De Vlaamse Instelling voor Technologisch Onderzoek (VITO) heeft hiervoor een theoretisch model ontwikkeld voor Vlaanderen. Dit heeft geleid tot de zogenaamde “knooppuntenkaart” waarbij er verschillende categorieën met kleurenvariaties in beeld komen.
Gebieden met een hoge knooppuntwaarde en een goed voorzieningenniveau (de paarse zones) hebben bijvoorbeeld meer ontwikkelingspotentie dan de gebieden met een matig voorzieningenniveau en een beperkte knooppuntwaarde (de bruin-gele gebieden).
De blauwe en rode gebieden situeren zich daar tussenin. Door het gebrekkig openbaar vervoersaanbod in Limburg, lijken de ontwikkelingskansen er beperkt.

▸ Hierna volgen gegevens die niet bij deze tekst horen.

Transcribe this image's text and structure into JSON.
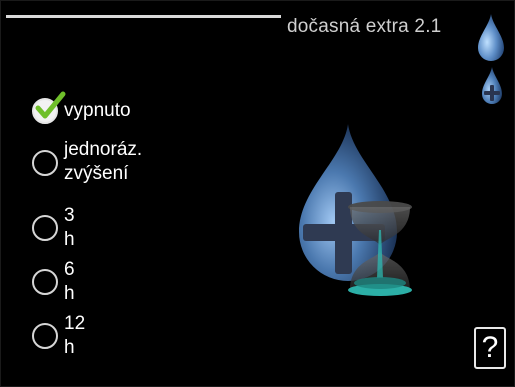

Dat was voor het provinciebestuur de aanleiding om de Limburgse situatie grondig te analyseren.
Na de analyse van die Vlaamse studie heeft het provinciebestuur door VITO een bijgestuurd Limburgs model laten uitwerken door een aantal parameters te wijzigen die rekening houden met de specifieke Limburgse context, vooral op vlak van openbaar vervoer.
Bij dit rapport horen een aantal bijlagen met cijfers en kaarten per gemeente:
Het onderzoek betreft een theoretische en wetenschappelijke studie en houdt nog geen beleidskeuzes in. De inzichten uit deze studie worden meegenomen en verder uitgediept bij de uitwerking van het Beleidsplan Ruimte Limburg.